Do outro lado, a oposição terá os demais três vereadores, um dos quais uma xacriabá. São os seguintes os vereadores indígenas eleitos em São João das Missões com respectivos partidos, votos e percentuais:

TONINHO DE ALÍPIO PT 393 7,42%
ZITA PR 392 7,40%
JOÃO DE JOVINA PT 347 6,55%
DOMINGOS DE NIRA PT 306 5,78%
DÃO DE ROSALVO PT 258 4,87%
HILÁRIO CORREA PT 234 4,42%

Destes, Toninho representa a aldeia do Brejo do Mata Fome, a maior da Terra Indígena, e, 'grosso modo', as comunidades na parte centro-oriental da Terra Indígena. Domingos de Nira tem bases eleitorais na região do Sumaré (centro-sul da TI), mas reside na sede do município e é também o representante indígena com maior penetração no eleitorado não indígena. João de Jovina é também da região do Sumaré. Hilário é da aldeia do Barreiro, no centro-norte da TI, a que tem a associação indígena mais organizada e mais empreendedora. E Dão de Rosalvo é da comunidade do Morro Falhado e representa, as comunidades no Nordeste da TI. Seu pai, Rosalvo, é cunhado do falecido cacique Rosalino (assassinado em 1986), pai do prefeito Zé Nunes. A oposicionista Zita, por fim, é da comunidade xacriabá da Rancharia, no sudeste da TI e do município.
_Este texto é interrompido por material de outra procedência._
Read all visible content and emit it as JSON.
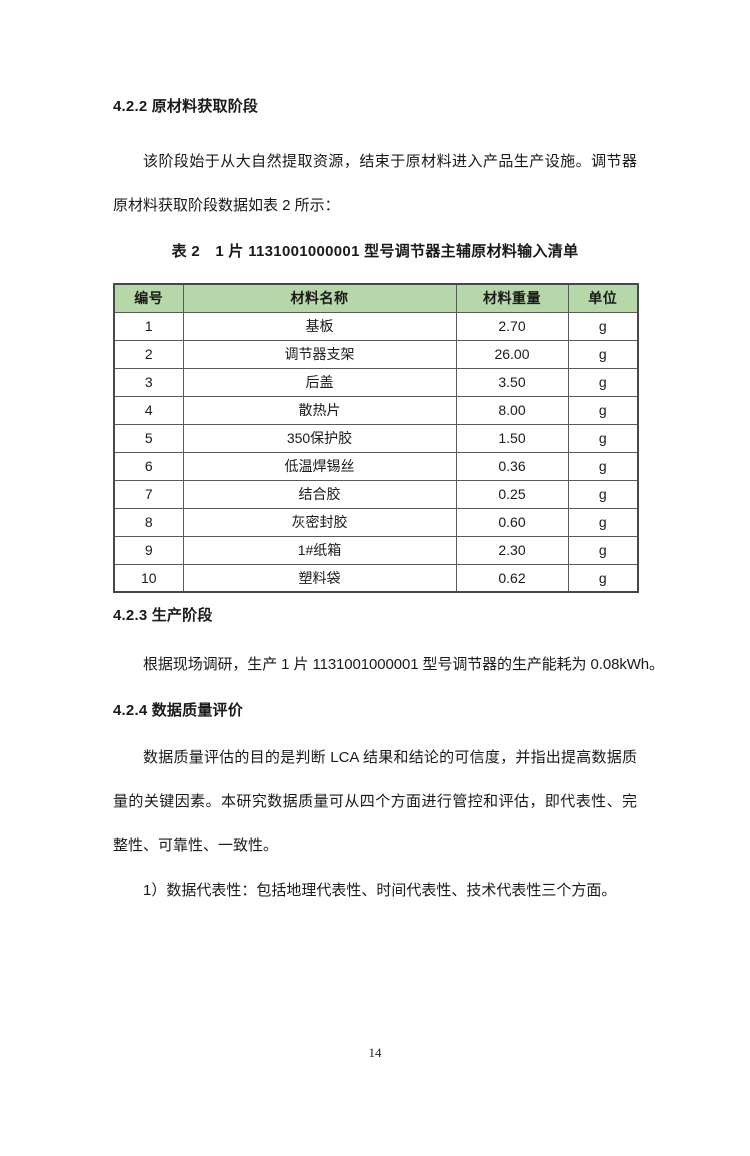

Houve outros indígenas concorrendo à vereança em São João das Missões e que não foram eleitos. Outros dois vereadores indígenas eleitos em Minas são maxacalis, respectivamente pelos municípios de Santa Helena de Minas e Bertópolis. Maria Diva, do PRB, vai já para o seu terceiro mandato em Santa Helena, onde houve um segundo candidato indígena, Joviel, por um outro partido, não eleito. Em Bertópolis, Ismail Maxakali, do PMDB, elege-se para o seu primeiro mandato, com apoio do cacique Guigui, da aldeia Vila Nova, no Pradinho. O vereador maxacali que encerra agora o seu mandato em Bertópolis - o primeiro de um índio neste município - Milton, não se recandidatou. Há cerca de um ano ele consolidou seu rompimento com o cacique hegemônico no Pradinho e no município, Guigui, e fundou uma nova aldeia, a Cachoeira, no vizinho município de Santa Helena, para onde transferiu os títulos eleitorais do seu grupo; e deve ter apoiado aí, suponho, Maria Diva ou Joviel.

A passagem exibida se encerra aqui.